Thankfully, the flower we call Love Lies Bleeding isn’t quite so melodramatic. It’s a member of the amaranth family from the Andes of South America, where it is known as kiwicha, and is now grown around the world.
Plants typically reach three to five feet high and two feet wide. Large, textured, light green leaves climb stems topped with cascading clusters of two-foot long blossoms resembling ropes or tassles, which give the plants their other common name, tassel flower. Most cultivars have intensely wine-red flowers, although other colors are available—‘Viridis’ has less conspicuous green flowers and is mostly grown as a vegetable; ‘Golden Giant’ has especially thick flowers in a rich orange-yellow.
Love Lies Bleeding is usually started from seed, which is readily available. In our climate, they’re tender annuals. Since seedlings take a long time to bloom, start them now. Seed indoors under lights in large-celled containers. The seeds take two weeks to germinate and seedlings hate to be root-bound. Set out transplants in late May, after all danger of freezing has (hopefully) passed. Flowers appear in mid-summer and last until frost. Plants thrive in heat and full sun and aren’t picky about soil, but they do require supplemental watering during dry spells.
With such an impressive stature, Love Lies Bleeding belongs in the back of the flower garden, where it can tower over lesser plants. Or grow in large containers, perhaps accompanied by Purple Fountain Grass (Pennisetum setaceum ‘rubrum’), contrasting light pink petunias, and trailing, lime green sweet potato vines.
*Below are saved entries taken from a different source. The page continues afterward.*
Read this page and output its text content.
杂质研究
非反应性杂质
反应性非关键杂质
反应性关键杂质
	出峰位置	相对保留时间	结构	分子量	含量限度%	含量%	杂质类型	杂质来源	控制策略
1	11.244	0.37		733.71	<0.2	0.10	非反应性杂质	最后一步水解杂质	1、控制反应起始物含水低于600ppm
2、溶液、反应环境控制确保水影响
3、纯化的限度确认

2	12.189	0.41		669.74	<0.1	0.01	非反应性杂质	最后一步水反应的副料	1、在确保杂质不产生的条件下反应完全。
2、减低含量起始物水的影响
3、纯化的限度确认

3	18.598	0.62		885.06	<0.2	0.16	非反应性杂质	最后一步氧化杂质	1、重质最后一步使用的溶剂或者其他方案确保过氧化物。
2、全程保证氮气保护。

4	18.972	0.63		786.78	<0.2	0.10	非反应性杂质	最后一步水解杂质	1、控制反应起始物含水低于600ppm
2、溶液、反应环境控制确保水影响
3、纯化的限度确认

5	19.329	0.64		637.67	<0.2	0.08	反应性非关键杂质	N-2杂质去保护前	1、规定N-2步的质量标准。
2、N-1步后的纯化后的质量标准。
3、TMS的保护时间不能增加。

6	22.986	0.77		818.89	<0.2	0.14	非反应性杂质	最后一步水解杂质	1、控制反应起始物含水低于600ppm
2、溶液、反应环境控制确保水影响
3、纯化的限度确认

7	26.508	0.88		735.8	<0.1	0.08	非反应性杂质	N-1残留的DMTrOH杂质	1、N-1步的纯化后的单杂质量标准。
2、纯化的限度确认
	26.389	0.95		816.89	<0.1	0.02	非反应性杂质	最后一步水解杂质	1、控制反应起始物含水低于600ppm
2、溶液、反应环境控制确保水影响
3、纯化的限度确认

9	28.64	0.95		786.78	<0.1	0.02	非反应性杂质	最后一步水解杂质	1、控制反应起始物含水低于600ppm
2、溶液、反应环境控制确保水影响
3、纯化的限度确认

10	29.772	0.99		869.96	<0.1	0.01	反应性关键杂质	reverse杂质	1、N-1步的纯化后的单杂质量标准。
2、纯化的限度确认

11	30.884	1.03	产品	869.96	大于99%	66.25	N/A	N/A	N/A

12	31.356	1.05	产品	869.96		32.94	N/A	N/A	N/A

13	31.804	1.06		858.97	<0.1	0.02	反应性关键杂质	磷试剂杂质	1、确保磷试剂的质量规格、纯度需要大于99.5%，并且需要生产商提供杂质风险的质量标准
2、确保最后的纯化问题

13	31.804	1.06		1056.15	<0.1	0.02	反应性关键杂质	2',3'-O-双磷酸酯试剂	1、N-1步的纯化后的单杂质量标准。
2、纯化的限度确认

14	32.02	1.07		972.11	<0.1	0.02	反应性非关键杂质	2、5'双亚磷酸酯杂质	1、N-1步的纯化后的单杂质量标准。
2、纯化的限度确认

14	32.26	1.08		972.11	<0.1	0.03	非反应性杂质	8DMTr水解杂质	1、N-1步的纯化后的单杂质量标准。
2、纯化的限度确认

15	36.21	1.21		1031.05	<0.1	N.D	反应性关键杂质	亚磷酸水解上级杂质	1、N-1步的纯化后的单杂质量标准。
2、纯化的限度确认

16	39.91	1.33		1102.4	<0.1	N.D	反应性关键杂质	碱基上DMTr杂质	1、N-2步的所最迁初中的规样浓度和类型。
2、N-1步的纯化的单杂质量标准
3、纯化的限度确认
The flowers are often used in arrangements, fresh or dried, but drying turns them tan to bronze.
If you get tired of looking at your Love Lies Bleeding, you can always eat it. Both the leaves and the seeds are edible, and are popular in India, Africa, and South America. Unfortunately, deer and rabbits also relish the plants. So do snails, slugs, and Japanese Beetles; thankfully, none of those are significant pests in the Pikes Peak area.